A new life, or life anew?

 

   This weekend was the first with new 12-hour shifts for my attendants, meaning I had one attendant from 7 a.m to 7 p.m and another from 7 p.m to 7 p.m.  I was free to go on an afternoon outing, and so, on Saturday, I went to Lytle Creek, a tiny community in a narrow canyon with a creek running through it.  It was about 40 minutes but a world away and exactly what I needed – both a balm and a gentle kick in the pants. 

   We got out at a picnic area and found a spot by the babbling creek (er, brook), under trees with Spring-green leaves rustling in a gentle breeze.  It was idyllic, bucolic, all that, and I sat there and was transported, as they say.  I was reminded that I need to get out more after holing up these last couple years, and I will try to do so.  I just wish gas wasn’t so expensive.  Bad timing! 

   As I sat there, I recognized that, yes, I’m sad that I’m not really able to go camping anymore.  In the years before my spinal surgery, in pursuit of a cheaper way to get away, I got to really enjoy camping, mostly at the beach, as labor-intensive as it was.  Now, primarily because of my bedding needs, it would be all but impossible for me to go camping, at least on my budget. 

   But I was also aware of being glad that I could get out and sit by a creek like this, if only for an hour or two, and hopeful that I will be doing more things like this. 

   Since then, I’ve been reflecting on this tension between wanting to live life as I used to and wanting to make the best of my life as it is now.  I keep saying I have a new life and that I’m excited to find out how to live it to its fullest, but I find I keep trying to live the life I used to or something like it and wondering if that’s okay or crazy. 

   Does it make sense for me to do things like find a creek to sit by for a hour or two – something a bit like going camping, which makes me happy but also sad?  Or should I just do things that are completely different – a complete break – like just going to the movies and performances at the colleges and streaming movies and shows at home?  (Then again, a scene in a film or show may well remind me of going camping or when I was in a certain spot up north or in Europe or wherever – which, in a way, is more painful than when I’m doing something that is close to camping.)

    This applies to different areas of my life. I just discovered that I prefer to have my teeth brushed in the bathroom after I’m in my wheelchair in the morning rather than in my bed as has been done since the surgery five years ago.  In this case, wanting to do something like I used to makes sense, because it’s easy and is normal and less like convalescing. 

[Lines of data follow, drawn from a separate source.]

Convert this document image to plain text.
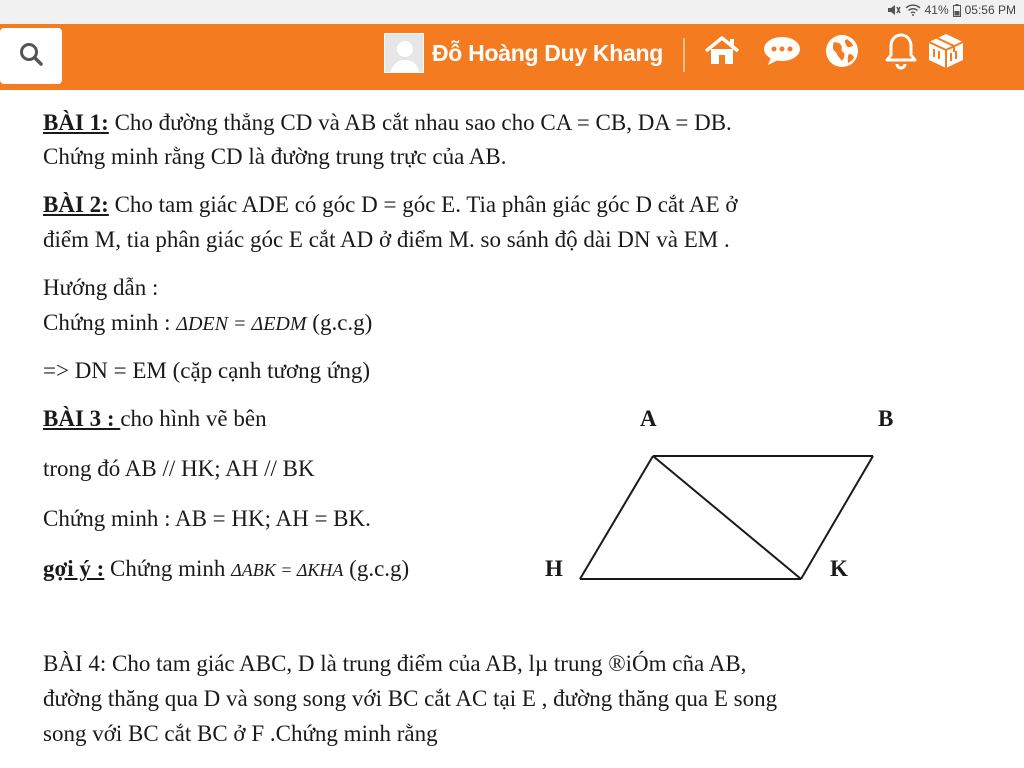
41% 05:56 PM
Đỗ Hoàng Duy Khang
BÀI 1: Cho đường thẳng CD và AB cắt nhau sao cho CA = CB, DA = DB.
Chứng minh rằng CD là đường trung trực của AB.
BÀI 2: Cho tam giác ADE có góc D = góc E. Tia phân giác góc D cắt AE ở
điểm M, tia phân giác góc E cắt AD ở điểm M. so sánh độ dài DN và EM .
Hướng dẫn :
Chứng minh : ΔDEN = ΔEDM (g.c.g)
=> DN = EM (cặp cạnh tương ứng)
BÀI 3 : cho hình vẽ bên
trong đó AB // HK; AH // BK
Chứng minh : AB = HK; AH = BK.
gợi ý : Chứng minh ΔABK = ΔKHA (g.c.g)
A	B
H	K
BÀI 4: Cho tam giác ABC, D là trung điểm của AB, lµ trung ®iÓm cña AB,
đường thăng qua D và song song với BC cắt AC tại E , đường thăng qua E song
song với BC cắt BC ở F .Chứng minh rằng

   But what about wearing overalls?  For many years, I wore overalls everyday.  I enjoyed wearing overalls, and I enjoyed that I got to be known for it (my “handle” online is Overalls Guy – not what I intended, but it grew on me or, perhaps more correctly, I grew into it). Since my surgery, though, putting on and taking off overalls is notably harder (and painful), and, with sadness, I’ve been getting rid of many of the literally dozens of overalls that I had.  But I’ve kept the larger, looser ones (as well as the shortalls and cut-offs which are easier to put on and take off, especially when I don’t wear a shirt). I’ve been enjoying wearing these lately, but it does take more effort and involves some pain.  Does this make sense?  I wonder.  But it’s also fine to wear some cool sweatpants, scrubs and shorts that I have on some days – right?  After all, isn’t variety the spice of life? 

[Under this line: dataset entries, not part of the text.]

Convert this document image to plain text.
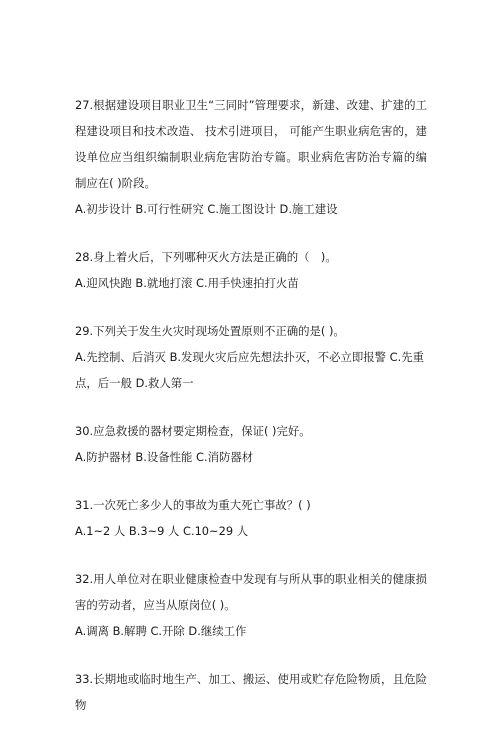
27.根据建设项目职业卫生“三同时”管理要求，新建、改建、扩建的工程建设项目和技术改造、 技术引进项目， 可能产生职业病危害的，建设单位应当组织编制职业病危害防治专篇。职业病危害防治专篇的编制应在( )阶段。

A.初步设计 B.可行性研究 C.施工图设计 D.施工建设

28.身上着火后，下列哪种灭火方法是正确的（　)。

A.迎风快跑 B.就地打滚 C.用手快速拍打火苗

29.下列关于发生火灾时现场处置原则不正确的是( )。

A.先控制、后消灭 B.发现火灾后应先想法扑灭，不必立即报警 C.先重点，后一般 D.救人第一

30.应急救援的器材要定期检查，保证( )完好。

A.防护器材 B.设备性能 C.消防器材

31.一次死亡多少人的事故为重大死亡事故？( )

A.1~2 人 B.3~9 人 C.10~29 人

32.用人单位对在职业健康检查中发现有与所从事的职业相关的健康损害的劳动者，应当从原岗位( )。

A.调离 B.解聘 C.开除 D.继续工作

33.长期地或临时地生产、加工、搬运、使用或贮存危险物质，且危险物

   I’m getting ready to switch my bedroom and office, so there’ll be more room to transfer me into and out of bed, and I’ve pretty much decided I need to get rid of my futon, which is now in my office and won’t fit in my new office. It is a large wooden futon, possibly handmade, and I bought it like 25 years ago when such things were in.  My father said I was a fool, but I was proud to have it for visitors who sometimes sat in my office and for guests who stayed overnight.  Later, it was put to good use when guys came over to be intimate and/or sleep with me (which is no longer possible with my increased disability and the pain I now have).  Having the futon has meant a lot to me over these years, but as with all the overalls I’ve been getting rid of (I hope some cool guy or guys buy them and enjoy wearing them), it is hard and sad to let it go, but it doesn’t make sense to keep it.

   Yes, life does go on and things do change and we do move on, but does bringing in the new really or always have to mean out with the old?